Was the house damaged during the occupation?  Was it restored in any way?  It looks in very good shape.

Thanks for any information.

The childrens House was built alon a canal started by Elizabeth I which was supposed to run to St. Petersburg but was never completed. Th eplayhouse was enjoyed by the children of Nicholas II ( for illustration then and now see Kurth's "The Lost World of Nicholas and Alexandra p. 103. The concrete launch was where they could dock boats. See illustration same page. As I understand the house was built for Alexander III when he was a child and contained a sitting room and study all furnished in miniature and his  children and grandchildren all enjoyed it.

There was also a drawbridge that worked with chains across the canal.  You can see Aleksey playing with this in a number of pictures.  The posts were still there the last time I was there.


I found this on the Tsarkoe Selo website


There are a couple of good pics there also

The Children's House is located on an island in the middle of the pond in the Alexander Palace's own park, and called the Children's Island. The small pavilion was constructed in the Empire style according to plans by the architect Gornostaev in 1830 for the children of Emperor Nicholas I. The house consists of a drawing room occupying the entire width of the house, and four small rooms belonging to Alexander Nikolaevich and Maria Nikolaevna (to the right of the drawing room), and Alexandra Nikolaevna and Olga Nikolaevna (to the left of the drawing room). The rooms are fitted out rather simply.

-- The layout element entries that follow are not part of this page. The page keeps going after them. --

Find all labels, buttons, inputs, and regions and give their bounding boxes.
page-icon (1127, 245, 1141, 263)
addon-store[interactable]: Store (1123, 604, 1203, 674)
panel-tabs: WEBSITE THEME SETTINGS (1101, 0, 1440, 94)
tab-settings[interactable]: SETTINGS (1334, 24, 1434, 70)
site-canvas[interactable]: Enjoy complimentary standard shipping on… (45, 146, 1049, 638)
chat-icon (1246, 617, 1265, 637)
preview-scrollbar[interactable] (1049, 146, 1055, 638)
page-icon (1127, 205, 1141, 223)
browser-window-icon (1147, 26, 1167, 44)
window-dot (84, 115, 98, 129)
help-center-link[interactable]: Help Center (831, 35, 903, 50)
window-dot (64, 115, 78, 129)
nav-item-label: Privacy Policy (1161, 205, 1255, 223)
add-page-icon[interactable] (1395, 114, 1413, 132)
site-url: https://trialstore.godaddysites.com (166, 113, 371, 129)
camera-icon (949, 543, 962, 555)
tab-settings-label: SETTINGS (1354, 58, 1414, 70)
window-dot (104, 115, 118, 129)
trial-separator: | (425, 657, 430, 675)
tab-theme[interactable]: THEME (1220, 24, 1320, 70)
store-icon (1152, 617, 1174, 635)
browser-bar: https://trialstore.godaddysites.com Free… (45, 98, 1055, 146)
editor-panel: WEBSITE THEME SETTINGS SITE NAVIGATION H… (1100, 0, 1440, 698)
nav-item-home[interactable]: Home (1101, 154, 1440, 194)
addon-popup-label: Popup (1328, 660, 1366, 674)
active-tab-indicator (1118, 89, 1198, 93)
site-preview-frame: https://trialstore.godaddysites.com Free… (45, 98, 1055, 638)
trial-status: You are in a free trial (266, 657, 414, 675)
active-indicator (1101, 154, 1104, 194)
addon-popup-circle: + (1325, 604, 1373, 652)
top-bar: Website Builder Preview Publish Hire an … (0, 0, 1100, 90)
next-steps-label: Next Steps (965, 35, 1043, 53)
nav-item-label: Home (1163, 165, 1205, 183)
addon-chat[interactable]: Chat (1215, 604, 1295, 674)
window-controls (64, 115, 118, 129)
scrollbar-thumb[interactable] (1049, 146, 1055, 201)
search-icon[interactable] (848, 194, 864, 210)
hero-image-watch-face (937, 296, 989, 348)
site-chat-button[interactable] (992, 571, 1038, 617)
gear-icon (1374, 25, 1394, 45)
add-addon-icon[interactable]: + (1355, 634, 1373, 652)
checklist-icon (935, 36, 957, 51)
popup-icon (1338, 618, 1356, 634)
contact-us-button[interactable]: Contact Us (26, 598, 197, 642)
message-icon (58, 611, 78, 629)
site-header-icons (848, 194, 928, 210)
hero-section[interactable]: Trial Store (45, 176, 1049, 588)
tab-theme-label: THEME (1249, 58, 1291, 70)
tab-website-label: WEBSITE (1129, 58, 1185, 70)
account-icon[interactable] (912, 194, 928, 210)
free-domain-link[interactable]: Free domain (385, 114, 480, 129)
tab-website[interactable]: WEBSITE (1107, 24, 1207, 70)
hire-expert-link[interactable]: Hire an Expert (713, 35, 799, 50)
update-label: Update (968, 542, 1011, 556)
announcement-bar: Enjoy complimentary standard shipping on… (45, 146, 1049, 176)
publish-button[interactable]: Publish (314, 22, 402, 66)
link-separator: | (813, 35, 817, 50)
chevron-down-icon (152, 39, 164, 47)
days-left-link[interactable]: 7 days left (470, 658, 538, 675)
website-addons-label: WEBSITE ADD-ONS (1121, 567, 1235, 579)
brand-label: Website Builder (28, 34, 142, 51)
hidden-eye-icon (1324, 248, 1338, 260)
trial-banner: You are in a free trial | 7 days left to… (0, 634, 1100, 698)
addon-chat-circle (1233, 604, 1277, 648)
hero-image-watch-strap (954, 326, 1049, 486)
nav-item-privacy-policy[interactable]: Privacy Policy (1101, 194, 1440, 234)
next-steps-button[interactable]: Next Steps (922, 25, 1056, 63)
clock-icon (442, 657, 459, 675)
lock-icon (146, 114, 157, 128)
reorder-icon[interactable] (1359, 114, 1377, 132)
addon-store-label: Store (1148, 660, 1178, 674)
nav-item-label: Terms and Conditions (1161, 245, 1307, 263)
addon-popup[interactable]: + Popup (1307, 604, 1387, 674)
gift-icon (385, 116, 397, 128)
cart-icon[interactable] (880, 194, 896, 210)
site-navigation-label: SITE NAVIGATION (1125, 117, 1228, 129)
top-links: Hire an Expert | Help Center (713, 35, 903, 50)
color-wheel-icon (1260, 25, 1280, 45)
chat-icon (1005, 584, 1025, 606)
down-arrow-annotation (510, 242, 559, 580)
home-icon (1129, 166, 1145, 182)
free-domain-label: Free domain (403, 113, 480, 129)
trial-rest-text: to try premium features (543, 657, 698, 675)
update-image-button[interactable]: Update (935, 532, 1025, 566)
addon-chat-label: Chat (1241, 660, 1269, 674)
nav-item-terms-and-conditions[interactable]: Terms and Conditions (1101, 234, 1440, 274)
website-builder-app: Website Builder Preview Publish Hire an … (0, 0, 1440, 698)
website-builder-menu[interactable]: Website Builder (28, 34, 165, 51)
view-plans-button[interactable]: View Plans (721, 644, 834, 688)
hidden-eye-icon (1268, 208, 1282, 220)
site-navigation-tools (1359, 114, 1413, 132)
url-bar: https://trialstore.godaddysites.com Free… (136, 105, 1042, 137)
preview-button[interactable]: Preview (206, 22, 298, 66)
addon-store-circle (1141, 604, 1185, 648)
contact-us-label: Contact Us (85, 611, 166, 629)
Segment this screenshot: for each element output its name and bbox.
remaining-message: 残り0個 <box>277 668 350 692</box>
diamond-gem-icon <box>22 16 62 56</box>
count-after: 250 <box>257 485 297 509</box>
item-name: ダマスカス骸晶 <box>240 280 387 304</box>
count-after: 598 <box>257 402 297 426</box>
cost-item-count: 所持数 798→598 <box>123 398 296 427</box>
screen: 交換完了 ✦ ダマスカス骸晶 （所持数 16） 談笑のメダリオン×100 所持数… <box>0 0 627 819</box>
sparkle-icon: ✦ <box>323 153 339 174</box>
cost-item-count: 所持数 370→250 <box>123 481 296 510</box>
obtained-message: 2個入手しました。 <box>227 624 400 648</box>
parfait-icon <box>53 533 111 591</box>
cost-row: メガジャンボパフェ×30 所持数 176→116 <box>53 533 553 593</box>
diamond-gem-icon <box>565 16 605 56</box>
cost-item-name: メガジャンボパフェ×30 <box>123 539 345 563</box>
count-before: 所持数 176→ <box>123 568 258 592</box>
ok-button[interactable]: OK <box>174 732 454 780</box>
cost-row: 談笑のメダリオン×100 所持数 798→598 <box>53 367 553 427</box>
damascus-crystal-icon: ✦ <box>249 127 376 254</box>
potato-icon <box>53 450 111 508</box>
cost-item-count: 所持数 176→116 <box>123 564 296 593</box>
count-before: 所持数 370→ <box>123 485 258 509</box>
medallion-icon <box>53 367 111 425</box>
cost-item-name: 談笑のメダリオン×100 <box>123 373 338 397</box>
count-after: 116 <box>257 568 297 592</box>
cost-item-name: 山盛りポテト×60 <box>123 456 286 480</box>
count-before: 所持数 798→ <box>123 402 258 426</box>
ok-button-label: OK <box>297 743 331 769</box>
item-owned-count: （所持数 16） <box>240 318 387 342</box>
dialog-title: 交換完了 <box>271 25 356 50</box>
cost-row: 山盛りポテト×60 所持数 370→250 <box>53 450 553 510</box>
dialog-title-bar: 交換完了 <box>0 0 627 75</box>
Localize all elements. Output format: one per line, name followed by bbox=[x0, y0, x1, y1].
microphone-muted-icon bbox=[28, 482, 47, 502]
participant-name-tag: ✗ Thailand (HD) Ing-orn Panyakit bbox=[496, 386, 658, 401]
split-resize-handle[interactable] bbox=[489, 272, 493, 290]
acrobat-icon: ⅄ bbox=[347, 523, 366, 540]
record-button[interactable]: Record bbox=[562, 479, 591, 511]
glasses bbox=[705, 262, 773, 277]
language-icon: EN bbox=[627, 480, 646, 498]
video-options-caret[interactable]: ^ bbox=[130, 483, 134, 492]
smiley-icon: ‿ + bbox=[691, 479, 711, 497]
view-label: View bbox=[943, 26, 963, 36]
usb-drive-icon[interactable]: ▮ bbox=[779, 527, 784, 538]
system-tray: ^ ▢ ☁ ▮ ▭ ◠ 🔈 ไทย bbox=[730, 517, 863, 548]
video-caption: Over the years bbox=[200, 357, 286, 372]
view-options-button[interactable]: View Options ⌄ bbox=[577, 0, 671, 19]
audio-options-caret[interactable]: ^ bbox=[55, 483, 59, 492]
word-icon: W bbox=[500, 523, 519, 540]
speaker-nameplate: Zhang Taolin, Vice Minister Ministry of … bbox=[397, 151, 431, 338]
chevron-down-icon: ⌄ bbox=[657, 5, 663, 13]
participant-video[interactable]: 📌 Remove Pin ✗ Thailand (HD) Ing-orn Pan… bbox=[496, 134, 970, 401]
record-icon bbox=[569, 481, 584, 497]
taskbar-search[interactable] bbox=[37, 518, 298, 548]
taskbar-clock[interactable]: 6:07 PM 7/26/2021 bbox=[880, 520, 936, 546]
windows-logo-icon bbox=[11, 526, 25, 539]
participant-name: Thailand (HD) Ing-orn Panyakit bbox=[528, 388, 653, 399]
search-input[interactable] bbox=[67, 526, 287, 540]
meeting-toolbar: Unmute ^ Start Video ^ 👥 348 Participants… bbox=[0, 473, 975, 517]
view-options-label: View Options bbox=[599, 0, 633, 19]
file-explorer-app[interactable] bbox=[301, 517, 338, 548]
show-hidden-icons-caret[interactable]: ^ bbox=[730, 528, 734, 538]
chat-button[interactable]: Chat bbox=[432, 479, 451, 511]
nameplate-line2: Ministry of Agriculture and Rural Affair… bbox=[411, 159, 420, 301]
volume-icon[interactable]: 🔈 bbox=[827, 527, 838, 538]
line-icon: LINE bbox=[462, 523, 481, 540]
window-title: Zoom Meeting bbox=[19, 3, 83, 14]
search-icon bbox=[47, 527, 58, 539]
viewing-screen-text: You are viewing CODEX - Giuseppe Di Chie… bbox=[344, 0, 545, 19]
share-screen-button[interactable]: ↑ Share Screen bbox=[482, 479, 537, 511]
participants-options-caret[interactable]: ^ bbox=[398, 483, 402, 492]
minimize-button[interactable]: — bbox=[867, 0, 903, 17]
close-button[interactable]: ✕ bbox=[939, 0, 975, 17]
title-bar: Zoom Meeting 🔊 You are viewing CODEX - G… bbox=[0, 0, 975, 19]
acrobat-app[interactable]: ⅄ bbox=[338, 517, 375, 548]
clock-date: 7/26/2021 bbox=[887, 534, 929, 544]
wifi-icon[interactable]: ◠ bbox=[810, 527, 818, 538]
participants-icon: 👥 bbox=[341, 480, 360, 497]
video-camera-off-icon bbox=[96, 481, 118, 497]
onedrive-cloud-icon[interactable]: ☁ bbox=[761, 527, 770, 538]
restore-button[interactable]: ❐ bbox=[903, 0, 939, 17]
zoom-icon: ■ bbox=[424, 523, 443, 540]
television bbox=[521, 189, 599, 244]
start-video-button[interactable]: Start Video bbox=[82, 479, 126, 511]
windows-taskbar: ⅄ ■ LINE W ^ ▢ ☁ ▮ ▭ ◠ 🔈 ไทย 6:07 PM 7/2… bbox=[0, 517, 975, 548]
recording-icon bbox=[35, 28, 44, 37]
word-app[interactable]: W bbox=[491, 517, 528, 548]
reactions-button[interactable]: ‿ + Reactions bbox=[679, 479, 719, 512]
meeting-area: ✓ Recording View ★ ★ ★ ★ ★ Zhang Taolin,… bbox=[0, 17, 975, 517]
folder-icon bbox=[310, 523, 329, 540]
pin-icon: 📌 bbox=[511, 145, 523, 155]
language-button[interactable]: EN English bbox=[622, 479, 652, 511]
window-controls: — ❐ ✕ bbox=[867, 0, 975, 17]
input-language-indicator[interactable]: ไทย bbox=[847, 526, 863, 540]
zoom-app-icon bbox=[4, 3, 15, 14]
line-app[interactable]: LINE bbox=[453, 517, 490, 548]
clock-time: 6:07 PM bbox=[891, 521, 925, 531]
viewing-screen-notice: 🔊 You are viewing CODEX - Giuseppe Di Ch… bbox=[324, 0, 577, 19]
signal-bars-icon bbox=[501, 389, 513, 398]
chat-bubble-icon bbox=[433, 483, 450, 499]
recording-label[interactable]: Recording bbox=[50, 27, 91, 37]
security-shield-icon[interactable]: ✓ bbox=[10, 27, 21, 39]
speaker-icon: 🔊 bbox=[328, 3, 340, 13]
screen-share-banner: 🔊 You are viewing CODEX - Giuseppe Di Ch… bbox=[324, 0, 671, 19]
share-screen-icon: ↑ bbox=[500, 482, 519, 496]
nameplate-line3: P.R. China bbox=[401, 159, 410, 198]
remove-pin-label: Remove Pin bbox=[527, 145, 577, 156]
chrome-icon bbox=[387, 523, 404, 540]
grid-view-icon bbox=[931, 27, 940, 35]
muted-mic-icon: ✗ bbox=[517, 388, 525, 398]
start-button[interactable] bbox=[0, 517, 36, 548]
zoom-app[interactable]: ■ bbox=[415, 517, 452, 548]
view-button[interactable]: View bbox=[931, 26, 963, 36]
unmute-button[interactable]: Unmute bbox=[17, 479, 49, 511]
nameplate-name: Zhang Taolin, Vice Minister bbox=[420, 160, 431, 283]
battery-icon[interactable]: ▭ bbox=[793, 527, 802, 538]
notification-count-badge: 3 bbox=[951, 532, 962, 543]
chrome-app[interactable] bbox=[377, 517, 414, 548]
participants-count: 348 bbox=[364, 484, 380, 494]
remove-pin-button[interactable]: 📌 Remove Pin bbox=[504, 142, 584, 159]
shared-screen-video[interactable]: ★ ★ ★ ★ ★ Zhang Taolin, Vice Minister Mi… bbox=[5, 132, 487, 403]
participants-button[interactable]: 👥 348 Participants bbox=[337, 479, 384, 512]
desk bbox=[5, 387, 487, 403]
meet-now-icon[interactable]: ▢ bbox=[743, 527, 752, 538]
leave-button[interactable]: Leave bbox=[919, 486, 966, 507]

Prior to World War II, these rooms contained children's furniture, which in the room of Alexander Nikolaevich was upholstered in leather, and in the other rooms, in cretonne fabric. In front of the house a marble bust of Emperor Alexander II's tutor was erected with the words "To the Unforgettable Karl Karlovich Merder." To the right of the house is located the "Cape of Good Sasha" where a bust of Alexander Nikolaevich's second tutor, the poet Vasily Zhukovsky, was erected. The bronze plaque on the pedestal displays an engraving of Zhukovsky's poem "The Swan of Tzarskoje Selo." The island could be reached by boat through a lock built in 1898 to allow water from the Cross Canal into the pond, or by small ferry.

Hi Londo954

Thank you so much - your message is so informative.